[BugFix][0.18.0]dispatch_ffn_combine kernal rollback combine 、unpermute part and scale part (#8534)

cherry-pick https://github.com/vllm-project/vllm-ascend/pull/8539  ### What this PR does / why we need it?  Due to end-to-end testing , three optimization points for the decode scenario have been reverted in dispatch_ffn_combine kernel. ### Does this PR introduce _any_ user-facing change?  ### How was this patch tested?  --------- Signed-off-by: l00893928 <liuquanlu@huawei.com> Co-authored-by: l00893928 <liuquanlu@huawei.com>
2026-04-22 23:27:02 +08:00
parent 69a57bc9ec
commit fcf4d477a7
6 changed files with 180 additions and 136 deletions
--- a/csrc/dispatch_ffn_combine/op_kernel/dispatch_ffn_combine.h
+++ b/csrc/dispatch_ffn_combine/op_kernel/dispatch_ffn_combine.h
@@ -224,7 +224,7 @@ __aicore__ inline void DispatchFFNCombine<TemplateMMA2ACFunc>::Process()
    constexpr uint32_t ubStages = 2;

    using EpilogueDispatchPolicy1 = Epilogue::EpilogueAtlasA2PerTokenDequantSwigluQuant<ubStages>;
-
+    
    using ScaleType = Gemm::GemmType<uint64_t, layout::VectorLayout>;
    using PerTokenScaleType = Gemm::GemmType<float, layout::VectorLayout>;
    using ElementMulType = Gemm::GemmType<float, layout::RowMajor>;
@@ -234,7 +234,8 @@ __aicore__ inline void DispatchFFNCombine<TemplateMMA2ACFunc>::Process()
    using BlockEpilogue1 = Epilogue::Block::BlockEpilogue<EpilogueDispatchPolicy1, CType, PerTokenScaleType,
        D1Type, TileElemWiseMuls, TileCopy1>;

-    using EpilogueDispatchPolicy2 = Epilogue::EpilogueAtlasA2PerTokenDequantV2<ubStages>;
+    using EpilogueDispatchPolicy2 = Epilogue::EpilogueAtlasA2PerTokenDequant<ubStages>;
+
    using TileCopy2 = Epilogue::Tile::TileCopy<ArchTag, CType, ScaleType, PerTokenScaleType, D2Type>;
    using BlockEpilogue2 = Epilogue::Block::BlockEpilogue<EpilogueDispatchPolicy2, CType,PerTokenScaleType,
        D2Type, TileCopy2>;
@@ -254,9 +255,11 @@ __aicore__ inline void DispatchFFNCombine<TemplateMMA2ACFunc>::Process()

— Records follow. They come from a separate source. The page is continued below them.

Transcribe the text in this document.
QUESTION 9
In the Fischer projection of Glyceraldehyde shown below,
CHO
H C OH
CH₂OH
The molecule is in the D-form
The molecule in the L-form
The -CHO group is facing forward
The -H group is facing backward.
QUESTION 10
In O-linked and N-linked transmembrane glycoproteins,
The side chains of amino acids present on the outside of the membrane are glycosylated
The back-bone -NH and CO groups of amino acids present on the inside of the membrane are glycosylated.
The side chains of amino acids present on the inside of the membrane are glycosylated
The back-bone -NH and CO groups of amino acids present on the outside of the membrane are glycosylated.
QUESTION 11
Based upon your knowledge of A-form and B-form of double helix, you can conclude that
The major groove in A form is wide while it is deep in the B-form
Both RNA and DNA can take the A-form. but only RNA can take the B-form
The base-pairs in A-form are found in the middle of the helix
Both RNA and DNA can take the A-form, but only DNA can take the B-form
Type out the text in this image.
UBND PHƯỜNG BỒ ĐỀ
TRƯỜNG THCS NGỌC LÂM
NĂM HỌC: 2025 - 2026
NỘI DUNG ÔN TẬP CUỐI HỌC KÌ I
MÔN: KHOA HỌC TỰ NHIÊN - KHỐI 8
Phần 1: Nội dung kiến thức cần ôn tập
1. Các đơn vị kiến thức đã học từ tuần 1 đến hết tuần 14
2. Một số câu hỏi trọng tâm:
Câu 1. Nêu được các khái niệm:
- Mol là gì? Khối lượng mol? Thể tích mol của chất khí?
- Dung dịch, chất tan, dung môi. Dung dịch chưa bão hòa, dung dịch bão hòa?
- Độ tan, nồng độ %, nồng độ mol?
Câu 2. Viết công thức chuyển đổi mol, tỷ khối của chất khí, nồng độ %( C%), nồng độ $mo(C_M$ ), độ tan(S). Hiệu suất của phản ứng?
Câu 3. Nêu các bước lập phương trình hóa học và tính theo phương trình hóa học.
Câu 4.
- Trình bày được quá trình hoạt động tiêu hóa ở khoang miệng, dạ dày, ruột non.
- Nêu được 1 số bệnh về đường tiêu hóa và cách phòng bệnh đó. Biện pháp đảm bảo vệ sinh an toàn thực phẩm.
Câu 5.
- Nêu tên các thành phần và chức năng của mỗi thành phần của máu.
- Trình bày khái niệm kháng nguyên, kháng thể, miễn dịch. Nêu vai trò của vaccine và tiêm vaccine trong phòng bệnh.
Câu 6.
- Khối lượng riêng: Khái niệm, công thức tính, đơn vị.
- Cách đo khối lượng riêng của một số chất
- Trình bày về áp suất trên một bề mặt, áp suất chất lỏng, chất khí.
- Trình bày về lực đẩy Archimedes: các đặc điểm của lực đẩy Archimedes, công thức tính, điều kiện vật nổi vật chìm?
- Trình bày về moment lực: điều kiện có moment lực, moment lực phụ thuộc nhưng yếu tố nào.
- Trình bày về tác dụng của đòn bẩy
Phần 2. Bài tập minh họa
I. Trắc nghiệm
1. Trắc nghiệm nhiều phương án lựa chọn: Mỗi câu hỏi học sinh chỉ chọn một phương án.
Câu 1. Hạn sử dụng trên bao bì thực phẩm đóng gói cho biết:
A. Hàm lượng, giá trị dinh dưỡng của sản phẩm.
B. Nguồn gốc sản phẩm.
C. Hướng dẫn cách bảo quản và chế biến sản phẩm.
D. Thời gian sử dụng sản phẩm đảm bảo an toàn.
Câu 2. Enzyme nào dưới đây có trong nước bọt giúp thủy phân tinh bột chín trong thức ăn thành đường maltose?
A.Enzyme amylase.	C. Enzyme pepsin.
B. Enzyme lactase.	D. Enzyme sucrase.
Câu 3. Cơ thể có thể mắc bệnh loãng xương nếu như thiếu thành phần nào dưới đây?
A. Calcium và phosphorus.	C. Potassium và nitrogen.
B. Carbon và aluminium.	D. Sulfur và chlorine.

    GemmCoord problemShape{static_cast<uint32_t>(m), static_cast<uint32_t>(n), static_cast<uint32_t>(k)};

-    uint32_t epilogueCoreNum = aivNum / 2;
-    uint32_t epilogueGranularity = expertPerRank - 1;
-
+    uint32_t epilogueCoreNum = aivNum;
+    uint32_t epilogueGranularity = expertPerRank - 3;
+    if (expertPerRank <= 4) {
+        epilogueGranularity = expertPerRank - 1;
+    }
    typename MatmulKernel::Params params{
        problemShape, static_cast<uint32_t>(EP), static_cast<uint32_t>(listLen), static_cast<uint32_t>(expertPerRank), static_cast<uint32_t>(maxOutputSize),
        static_cast<uint32_t>(rank), static_cast<uint32_t>(rankSize),
@@ -277,4 +280,4 @@ __aicore__ inline void DispatchFFNCombine<TemplateMMA2ACFunc>::Process()
 }

 } // DispatchFFNCombineImpl
-#endif // DISPATCH_FFN_COMBINE_H
+#endif // DISPATCH_FFN_COMBINE_H